This article was translated and abridged from Le Monde Libertaire for Black Flag #211 in 1997. Vitrolles is a town in France whose council was won in elections a few months prior by the fascist Front National. It was the fourth city run by the FN at the time - the others were Toulon, Orange and Marignane.
VITROLLES: THE LOGIC OF THE URNS
(urnes in French means both ballot boxes and funeral vases)
The socialists were too gross. They preferred to safeguard the feeble chance of taking the Mayoralty of Vitrolles by playing the republican card and trying to impose an alliance on the right. Keeping the Socialist list meant the election of the Front National mayor. The local militants who made it up, and said as much, have since been expelled from the Party. Once again politics has taken priority over the antifascist struggle and the logic of favouring the FN to divide the right can be seen.
The rules of the Game
The failure in Vitrolles of this struggle, shows a fact many find hard to accept. It's a matter of democratic principle to delegate power. At the time of the FN successes at Toulon, Marignane and Orange, the revulsion of all those shocked or well meaning was focussed on the minority aspect of the victor. That a party could, with one third of the votes and even less of those registered to vote, win a municipal election and manage the life of all was unacceptable. But they forget that all elections function this way. And that most of those who run Town halls are a "minority". Their logic implies that all parties are equal except the FN. The latter have the right to play with the others only if they stay in the role of asserting or being a scarecrow, for the 'democratic spectacle'. But if they participate fully and win, like the others, then "democracy is in danger". It's completely true.
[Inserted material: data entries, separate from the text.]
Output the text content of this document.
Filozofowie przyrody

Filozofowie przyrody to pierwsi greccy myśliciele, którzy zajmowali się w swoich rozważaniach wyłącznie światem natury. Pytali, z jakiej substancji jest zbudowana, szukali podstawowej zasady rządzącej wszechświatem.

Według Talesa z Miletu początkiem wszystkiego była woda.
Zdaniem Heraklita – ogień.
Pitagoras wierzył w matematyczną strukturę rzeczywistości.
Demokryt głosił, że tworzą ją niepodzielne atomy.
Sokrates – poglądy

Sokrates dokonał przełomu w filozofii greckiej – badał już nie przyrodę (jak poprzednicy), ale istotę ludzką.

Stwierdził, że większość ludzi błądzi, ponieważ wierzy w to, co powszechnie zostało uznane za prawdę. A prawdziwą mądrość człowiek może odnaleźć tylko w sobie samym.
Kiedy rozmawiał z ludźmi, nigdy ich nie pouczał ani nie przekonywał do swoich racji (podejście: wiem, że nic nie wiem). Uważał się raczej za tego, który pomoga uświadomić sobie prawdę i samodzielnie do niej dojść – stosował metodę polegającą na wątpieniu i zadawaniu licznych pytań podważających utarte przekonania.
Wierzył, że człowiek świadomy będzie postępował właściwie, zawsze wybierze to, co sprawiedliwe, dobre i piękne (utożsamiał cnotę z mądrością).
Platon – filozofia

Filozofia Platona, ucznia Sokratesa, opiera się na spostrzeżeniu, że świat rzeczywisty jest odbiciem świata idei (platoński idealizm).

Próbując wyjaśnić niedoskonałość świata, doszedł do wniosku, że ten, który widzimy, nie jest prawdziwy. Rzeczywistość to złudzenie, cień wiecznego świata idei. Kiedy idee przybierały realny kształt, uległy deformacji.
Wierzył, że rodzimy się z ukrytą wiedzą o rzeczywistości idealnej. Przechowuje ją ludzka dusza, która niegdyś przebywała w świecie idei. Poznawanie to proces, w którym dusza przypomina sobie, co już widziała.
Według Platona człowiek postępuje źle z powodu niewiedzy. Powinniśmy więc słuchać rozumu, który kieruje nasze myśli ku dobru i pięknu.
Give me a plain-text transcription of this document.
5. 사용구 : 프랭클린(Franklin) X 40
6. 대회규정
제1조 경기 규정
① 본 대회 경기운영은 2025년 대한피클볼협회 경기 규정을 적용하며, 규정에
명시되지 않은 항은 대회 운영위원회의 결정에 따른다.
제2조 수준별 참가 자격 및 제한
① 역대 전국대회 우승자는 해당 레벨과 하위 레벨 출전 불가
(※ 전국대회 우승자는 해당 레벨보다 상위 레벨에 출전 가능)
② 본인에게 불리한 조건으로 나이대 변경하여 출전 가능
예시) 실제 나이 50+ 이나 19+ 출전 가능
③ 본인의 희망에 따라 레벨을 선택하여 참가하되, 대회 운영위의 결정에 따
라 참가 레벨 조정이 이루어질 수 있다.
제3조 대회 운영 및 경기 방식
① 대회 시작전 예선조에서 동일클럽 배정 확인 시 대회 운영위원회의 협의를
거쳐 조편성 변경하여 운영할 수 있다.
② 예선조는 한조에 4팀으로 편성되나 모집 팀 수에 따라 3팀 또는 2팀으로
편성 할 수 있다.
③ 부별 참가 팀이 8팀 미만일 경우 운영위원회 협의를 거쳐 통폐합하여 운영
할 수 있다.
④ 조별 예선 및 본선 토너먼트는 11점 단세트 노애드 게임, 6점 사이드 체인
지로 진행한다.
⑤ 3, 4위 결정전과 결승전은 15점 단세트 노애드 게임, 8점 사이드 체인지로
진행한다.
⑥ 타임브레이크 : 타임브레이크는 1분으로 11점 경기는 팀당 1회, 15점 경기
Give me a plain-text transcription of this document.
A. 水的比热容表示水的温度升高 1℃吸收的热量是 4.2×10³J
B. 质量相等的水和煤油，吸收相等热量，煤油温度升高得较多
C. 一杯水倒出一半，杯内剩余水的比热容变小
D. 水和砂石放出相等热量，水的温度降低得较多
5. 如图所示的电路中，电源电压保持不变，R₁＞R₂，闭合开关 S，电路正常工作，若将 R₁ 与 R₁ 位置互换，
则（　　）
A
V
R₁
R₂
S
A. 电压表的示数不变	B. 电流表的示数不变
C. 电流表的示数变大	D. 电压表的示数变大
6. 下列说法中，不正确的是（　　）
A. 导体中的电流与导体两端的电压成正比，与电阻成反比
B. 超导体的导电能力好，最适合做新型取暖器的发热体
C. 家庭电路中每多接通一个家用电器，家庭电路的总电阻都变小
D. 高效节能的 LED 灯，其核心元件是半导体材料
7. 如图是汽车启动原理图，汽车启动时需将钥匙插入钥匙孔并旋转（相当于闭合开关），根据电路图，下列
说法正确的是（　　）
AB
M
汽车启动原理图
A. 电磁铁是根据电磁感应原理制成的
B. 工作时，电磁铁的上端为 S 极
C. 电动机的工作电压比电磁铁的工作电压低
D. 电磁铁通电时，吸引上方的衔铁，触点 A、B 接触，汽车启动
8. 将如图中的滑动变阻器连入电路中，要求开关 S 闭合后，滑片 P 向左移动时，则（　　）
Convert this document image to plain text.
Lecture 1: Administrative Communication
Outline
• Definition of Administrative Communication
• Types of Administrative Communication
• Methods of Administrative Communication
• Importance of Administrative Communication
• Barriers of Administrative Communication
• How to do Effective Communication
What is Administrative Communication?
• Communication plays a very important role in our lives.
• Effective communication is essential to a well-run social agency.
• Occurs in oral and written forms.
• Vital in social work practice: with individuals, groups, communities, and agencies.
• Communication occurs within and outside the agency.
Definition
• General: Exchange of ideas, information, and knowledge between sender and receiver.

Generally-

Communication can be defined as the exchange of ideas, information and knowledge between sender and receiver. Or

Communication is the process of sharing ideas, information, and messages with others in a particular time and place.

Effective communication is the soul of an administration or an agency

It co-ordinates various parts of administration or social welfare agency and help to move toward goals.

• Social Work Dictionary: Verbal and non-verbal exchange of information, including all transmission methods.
It is doubly true when the later election of Vitrolles isn't the result of a minority vote but that of a majority vote without a saucer of irregularity or fault of the electoral code. An anti-democratic party has the right to accede democratically to power to apply their programme. It has the right because all the parties have it and, as is thought, the FN is a party like all the others (This is not a compliment!). In the same way it can take the right to interfere in the purchases of the municipal libraries because everyone else, socialists included, have done this for a long time - in all democracy!
The democratic contradiction
Is the power of the people in danger? This depends on your definition of the people. If the citizen is spoken of, it must be admitted that they only exist as a brave few and are diminishing even now, except for the privileged citizens. If it's a matter of the nation, we are already in a totalitarian world yet risk knowing other totalitarianisms more restricting. The root of the problem is the principle of delegation of power to the dictatorship of a majority - or a minority - over all.
The principle of giving, and also of losing, one's voice in elections is the basis of the democratic illusion. Article 27 of the constitution, title IV on the Parliament, which says "all imperative mandate is null" shows well the role of politics. If the MP cannot impose a vote by his group, it is one part to safeguard his role as a free arbiter and the other part to divide parliament, but it is also to recall that the nomination doesn't give any control over him by his electors. He represents then those who voted (for or against) and those who didn't or couldn't vote. An elected MP represents the whole world, not the mandates of the population, nor even of his party. This infers that in Toulon, for example, the council represents all Toulonnais, the foreigners there included.
It is the system which is at fault, not the beneficiaries in the FN. To want to deny them yet appeal to the "democratic ideal" is to admit defeat. It is to continue to deny the freedom for all to take their destiny in their own hands.
We prefer the direct action and self organisation.